The governance of food production and distribution cannot be left to economic interests alone. To achieve the necessary dietary improvements and to secure good population health, a set of policy options for healthy diets are required. This includes governments taking regulatory approaches to the operation of the market through, for example, restrictions on marketing to children, health claims, compositional limits on the saturated fat, added sugar and sodium content of food, removal of artificial trans fats, interpretative front-of-pack labelling, restaurant calorie labelling, fiscal measures and financial incentives, and public health impact assessments in trade and investment policies.


The authors of this letter - adherents to the church of public health in its fundamentalist form - believe that you and I cannot make the right choice. Or rather that the world is filled with gormless sheep who respond thoughtlessly to advertising - you dear reader are one of these, a victim of Big Food.

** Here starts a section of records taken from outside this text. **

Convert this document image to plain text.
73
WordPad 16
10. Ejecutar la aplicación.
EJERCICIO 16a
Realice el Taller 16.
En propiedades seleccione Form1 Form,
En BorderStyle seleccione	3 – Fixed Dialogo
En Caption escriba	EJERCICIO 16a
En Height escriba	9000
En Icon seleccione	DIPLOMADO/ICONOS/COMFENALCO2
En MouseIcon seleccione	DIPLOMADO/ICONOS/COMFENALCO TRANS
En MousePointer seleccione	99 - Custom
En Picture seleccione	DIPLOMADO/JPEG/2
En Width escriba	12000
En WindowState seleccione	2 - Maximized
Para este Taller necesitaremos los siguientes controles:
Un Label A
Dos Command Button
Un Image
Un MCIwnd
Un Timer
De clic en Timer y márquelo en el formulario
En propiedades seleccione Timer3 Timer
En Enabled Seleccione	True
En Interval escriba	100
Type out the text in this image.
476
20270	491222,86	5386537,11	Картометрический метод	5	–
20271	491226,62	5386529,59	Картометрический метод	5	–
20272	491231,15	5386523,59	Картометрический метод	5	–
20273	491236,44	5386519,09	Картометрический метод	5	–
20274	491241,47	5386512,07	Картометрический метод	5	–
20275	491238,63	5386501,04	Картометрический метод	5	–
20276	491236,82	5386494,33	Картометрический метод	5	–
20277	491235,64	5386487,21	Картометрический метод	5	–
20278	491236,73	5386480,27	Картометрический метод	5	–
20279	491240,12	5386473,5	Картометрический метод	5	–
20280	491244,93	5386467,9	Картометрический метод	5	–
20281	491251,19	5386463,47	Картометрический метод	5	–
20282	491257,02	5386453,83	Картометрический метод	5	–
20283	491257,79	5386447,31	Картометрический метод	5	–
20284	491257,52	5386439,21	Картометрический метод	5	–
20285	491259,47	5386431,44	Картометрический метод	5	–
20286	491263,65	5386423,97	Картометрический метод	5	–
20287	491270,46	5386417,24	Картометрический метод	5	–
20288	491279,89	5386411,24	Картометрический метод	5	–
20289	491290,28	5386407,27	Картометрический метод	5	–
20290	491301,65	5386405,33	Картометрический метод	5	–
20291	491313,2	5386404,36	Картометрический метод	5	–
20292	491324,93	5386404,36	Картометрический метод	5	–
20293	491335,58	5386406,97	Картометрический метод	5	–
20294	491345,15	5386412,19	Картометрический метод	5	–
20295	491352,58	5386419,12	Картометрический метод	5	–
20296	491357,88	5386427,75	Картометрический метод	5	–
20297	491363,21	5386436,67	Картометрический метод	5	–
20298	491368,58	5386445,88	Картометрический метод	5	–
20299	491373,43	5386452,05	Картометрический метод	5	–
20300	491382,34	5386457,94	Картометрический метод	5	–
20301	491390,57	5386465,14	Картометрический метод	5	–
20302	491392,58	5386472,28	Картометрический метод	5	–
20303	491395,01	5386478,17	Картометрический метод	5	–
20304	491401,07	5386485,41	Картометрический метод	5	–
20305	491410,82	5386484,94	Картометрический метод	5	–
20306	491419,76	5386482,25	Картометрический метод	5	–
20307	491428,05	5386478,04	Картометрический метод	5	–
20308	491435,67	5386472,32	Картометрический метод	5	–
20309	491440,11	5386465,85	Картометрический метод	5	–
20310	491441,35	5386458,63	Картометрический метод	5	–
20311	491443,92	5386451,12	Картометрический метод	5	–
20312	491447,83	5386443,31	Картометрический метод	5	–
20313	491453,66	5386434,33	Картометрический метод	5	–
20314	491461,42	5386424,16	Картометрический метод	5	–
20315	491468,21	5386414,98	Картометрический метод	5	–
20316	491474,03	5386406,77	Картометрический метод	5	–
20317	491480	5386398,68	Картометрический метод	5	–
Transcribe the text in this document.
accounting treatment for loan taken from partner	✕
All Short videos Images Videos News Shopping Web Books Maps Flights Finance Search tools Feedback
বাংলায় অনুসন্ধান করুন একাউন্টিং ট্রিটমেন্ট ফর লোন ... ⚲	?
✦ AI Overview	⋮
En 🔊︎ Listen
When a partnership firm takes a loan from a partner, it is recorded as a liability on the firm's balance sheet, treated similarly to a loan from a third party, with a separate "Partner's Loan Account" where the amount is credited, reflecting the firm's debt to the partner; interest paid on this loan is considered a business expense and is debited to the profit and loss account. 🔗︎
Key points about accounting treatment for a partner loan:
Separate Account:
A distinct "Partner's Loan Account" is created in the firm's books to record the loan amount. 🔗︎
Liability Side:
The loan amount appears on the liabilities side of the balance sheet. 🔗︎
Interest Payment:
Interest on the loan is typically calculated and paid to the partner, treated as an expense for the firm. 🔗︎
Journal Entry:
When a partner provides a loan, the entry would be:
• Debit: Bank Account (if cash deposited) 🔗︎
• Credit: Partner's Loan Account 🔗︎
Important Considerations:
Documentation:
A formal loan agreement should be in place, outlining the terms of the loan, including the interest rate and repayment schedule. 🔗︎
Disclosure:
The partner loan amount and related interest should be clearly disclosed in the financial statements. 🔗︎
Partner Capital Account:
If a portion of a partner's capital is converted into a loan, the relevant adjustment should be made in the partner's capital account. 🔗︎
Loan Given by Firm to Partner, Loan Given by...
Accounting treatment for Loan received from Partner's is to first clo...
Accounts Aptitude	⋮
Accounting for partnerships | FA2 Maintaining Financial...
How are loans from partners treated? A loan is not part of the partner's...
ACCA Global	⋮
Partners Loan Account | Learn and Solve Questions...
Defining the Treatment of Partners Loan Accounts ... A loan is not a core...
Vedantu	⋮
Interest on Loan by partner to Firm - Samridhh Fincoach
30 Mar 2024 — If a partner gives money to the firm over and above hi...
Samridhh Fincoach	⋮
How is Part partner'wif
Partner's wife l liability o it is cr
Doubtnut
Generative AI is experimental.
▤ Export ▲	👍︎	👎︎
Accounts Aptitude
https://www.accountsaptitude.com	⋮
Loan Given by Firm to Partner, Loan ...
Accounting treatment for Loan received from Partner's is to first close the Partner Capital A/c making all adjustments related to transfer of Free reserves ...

We'll leave aside that there is little or no evidence showing these actions will actually make a difference or indeed the fact that levels of obesity (in the UK at least) are falling not rising. Instead we'll are about the moral justification for such control. The argument is that better health requires those "necessary dietary improvements" and that people will not eat a good diet unless the government forces such a diet on them by force. And don't think that just because you're some sort of trendy foodie grazing on organic beefburgers and awesome street food - those things are just a loaded with fats, salt and sugar as McDonalds, Dominos and Mr Kipling's cakes.

Wrapped up as protecting our health, these people are proposing a controlled, licensed diet for us to eat. This would be regulated by government and dictated by the priests of the Church of Public Health. Restaurants will be closed, businesses will be broken, web sites will be blocked and children will be brainwashed with half-truths about nutrition. Self-righteous folk will imply that being slightly overweight is a waste of food and campaigners will start to define giving your child a chocolate bar or crisps as a treat as some sort of abuse.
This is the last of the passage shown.